THE famous swashbuckling spy adventure written in 1915 by John Buchan involving a chase from London to Scotland and back again, memorably filmed by Alfred Hitchcock 20 years later, is now performed by four actors. The result is inspired lunacy.
Richard Ede is the stiff-upper lip hero Richard Hannay and Charlotte Peters gamely plays the three principal women – German femme fatale, lonely crofter’s wife and the adorable dashing blonde, leaving Tony Bell and Gary Mackay hilariously to dash in an out as all the other characters from dodgy foreign spies to Scottish innkeepers from whistle-blowing coppers on the chase to inanimate (or not so inanimate) objects like stiles and hedges.
The comedy is broad and physical and joyous thanks to the brilliant timing of the acting and the special effects.
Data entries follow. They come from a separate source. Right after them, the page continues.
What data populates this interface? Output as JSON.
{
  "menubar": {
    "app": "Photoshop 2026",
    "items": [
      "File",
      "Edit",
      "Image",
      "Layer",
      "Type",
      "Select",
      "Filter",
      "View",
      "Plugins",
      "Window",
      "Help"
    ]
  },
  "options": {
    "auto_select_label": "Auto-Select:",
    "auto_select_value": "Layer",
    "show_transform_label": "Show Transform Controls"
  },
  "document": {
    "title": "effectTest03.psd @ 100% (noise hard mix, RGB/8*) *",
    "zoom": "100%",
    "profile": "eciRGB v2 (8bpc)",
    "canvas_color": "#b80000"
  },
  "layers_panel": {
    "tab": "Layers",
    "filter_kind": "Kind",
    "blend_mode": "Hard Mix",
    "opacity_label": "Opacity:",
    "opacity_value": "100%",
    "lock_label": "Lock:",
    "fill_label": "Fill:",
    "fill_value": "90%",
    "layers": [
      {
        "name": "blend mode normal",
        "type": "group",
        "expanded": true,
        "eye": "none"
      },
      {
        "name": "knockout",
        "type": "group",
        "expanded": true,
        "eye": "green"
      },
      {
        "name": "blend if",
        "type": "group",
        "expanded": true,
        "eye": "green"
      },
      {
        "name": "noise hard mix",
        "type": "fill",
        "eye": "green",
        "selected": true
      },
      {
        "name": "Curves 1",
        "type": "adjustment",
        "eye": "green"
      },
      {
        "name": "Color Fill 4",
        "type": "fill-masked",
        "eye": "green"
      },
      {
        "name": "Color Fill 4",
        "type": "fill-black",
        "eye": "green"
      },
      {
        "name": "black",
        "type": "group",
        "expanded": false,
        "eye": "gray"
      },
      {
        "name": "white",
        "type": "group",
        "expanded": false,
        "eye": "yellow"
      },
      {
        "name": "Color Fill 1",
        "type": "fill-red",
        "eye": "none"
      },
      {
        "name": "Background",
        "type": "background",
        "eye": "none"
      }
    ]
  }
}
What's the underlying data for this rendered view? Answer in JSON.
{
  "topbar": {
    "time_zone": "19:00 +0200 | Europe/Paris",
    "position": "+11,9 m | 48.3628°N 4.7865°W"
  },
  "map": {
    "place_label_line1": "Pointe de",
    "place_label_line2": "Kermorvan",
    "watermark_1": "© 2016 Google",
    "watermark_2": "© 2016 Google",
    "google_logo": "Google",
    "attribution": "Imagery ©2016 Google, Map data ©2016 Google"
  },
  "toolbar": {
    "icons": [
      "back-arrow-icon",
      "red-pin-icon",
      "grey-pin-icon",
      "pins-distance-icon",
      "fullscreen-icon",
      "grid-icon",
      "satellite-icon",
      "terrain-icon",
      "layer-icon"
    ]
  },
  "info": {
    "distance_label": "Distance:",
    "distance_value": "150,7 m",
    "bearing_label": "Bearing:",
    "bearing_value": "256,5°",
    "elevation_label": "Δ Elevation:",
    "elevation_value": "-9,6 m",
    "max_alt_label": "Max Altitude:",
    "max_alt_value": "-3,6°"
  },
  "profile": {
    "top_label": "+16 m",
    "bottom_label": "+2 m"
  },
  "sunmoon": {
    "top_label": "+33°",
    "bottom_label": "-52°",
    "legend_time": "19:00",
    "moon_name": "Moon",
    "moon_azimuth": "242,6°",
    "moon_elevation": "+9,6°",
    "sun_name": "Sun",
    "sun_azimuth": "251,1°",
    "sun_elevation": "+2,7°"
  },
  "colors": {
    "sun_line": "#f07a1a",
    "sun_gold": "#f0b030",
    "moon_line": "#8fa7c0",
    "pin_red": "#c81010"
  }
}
Adapted by Patrick Barlow in the style of his National Theatre of Brent, it is faithful to the original story with a few jokes thrown in. As he points out, most of the memorable things were Hitchcock inventions – hanging off the Forth Bridge, the crofter’s wife, the blonde heroine removing her stockings while handcuffed, and Mr Memory Man. and so there are numerous references to other Hitchcock movies for movie buffs to pick up on.
But as well as being an entertaining pastiche of a favourite movie, it says something about the nature of theatre. On the one hand it is sending up the limitations of the stage compared with film but also celebrating its power to stimulate the imagination over the literal medium.